Das AG hat die Klage abgewiesen. Auf die Berufung der Kläger hat das LG der Klage unter Abänderung des angefochtenen Urteils i.H.v. 1.843,03 EUR stattgegeben.
Mit ihrer vom Berufungsgericht zugelassenen Revision verfolgen die Kläger ihren ursprünglichen Zahlungsantrag weiter, soweit das Berufungsgericht die weiter gehende Klage abgewiesen hat.
Entscheidungsgründe
I.
Das Berufungsgericht hat zur Begründung ausgeführt:
Die Kläger hätten einen Anspruch aus § 812 Abs. 1 BGB auf teilweise Rückzahlung der geleisteten Miete i.H.v. 1.843,03 EUR. Die von den Klägern geschuldete Miete sei auf Grund der tatsächlich geringeren Wohnungsgröße, die von der Angabe im Mietvertrag um 13,98 % abweiche, gemindert. Der Betrag sei jedoch nicht ausgehend von der Bruttomiete, sondern anhand der Nettomiete zu berechnen. Dies gelte jedenfalls bei einer Minderung auf Grund einer Flächenabweichung. Zwar seien auch gezahlte Vorschüsse auf die Nebenkosten grundsätzlich Teil der Miete und stellten ein Entgelt für die Überlassung der Wohnung dar. Würde man aber diese Vorauszahlungen zur Berechnung des Minderungsbetrages einbeziehen, ergäbe sich eine doppelte Anrechnung. Denn die geringere Fläche einer Wohnung führe schon zu einem geringeren Anteil der auf Grund der Abrechnung nach Wohnfläche zu tragenden Nebenkosten. Es sei deshalb nicht gerechtfertigt, zusätzlich unter Berücksichtigung der Nebenkostenvorschüsse einen höheren Minderungsbetrag anzunehmen. Danach belaufe sich die Minderung nur auf 180,19 EUR monatlich, so dass den Klägern abzgl. eines Betrages von 499,44 EUR für die Zeit von März 2002 bis März 2003 ein Rückforderungsanspruch i.H.v. 1.843,03 EUR zustehe.

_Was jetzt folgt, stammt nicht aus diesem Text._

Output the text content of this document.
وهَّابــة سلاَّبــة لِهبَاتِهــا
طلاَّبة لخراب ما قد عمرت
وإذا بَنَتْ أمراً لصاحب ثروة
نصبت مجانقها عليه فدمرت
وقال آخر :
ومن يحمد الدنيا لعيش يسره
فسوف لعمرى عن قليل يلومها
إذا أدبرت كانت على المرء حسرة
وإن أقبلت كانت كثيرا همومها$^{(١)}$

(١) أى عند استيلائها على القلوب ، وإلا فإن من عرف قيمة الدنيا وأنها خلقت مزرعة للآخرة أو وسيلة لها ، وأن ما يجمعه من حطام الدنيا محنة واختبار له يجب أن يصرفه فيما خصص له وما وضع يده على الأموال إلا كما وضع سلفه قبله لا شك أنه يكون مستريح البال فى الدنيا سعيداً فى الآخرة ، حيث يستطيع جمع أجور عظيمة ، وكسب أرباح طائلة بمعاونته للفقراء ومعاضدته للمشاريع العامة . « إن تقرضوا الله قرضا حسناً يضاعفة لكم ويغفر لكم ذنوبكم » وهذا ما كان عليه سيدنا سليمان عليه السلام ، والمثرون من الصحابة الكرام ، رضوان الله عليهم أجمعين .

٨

Dagegen könnten die Kläger nicht teilweise Rückzahlung der geleisteten Kaution aus § 812 Abs. 1 BGB verlangen. Die Vereinbarung im Mietvertrag stelle hierfür einen Rechtsgrund dar. Der Umstand, dass die vereinbarte Miete wegen eines Mangels der Mietsache gemindert sei, führe nicht zur Unzulässigkeit der Vereinbarung über die Miete selbst.
II.
Diese Ausführungen halten der rechtlichen Überprüfung nicht stand.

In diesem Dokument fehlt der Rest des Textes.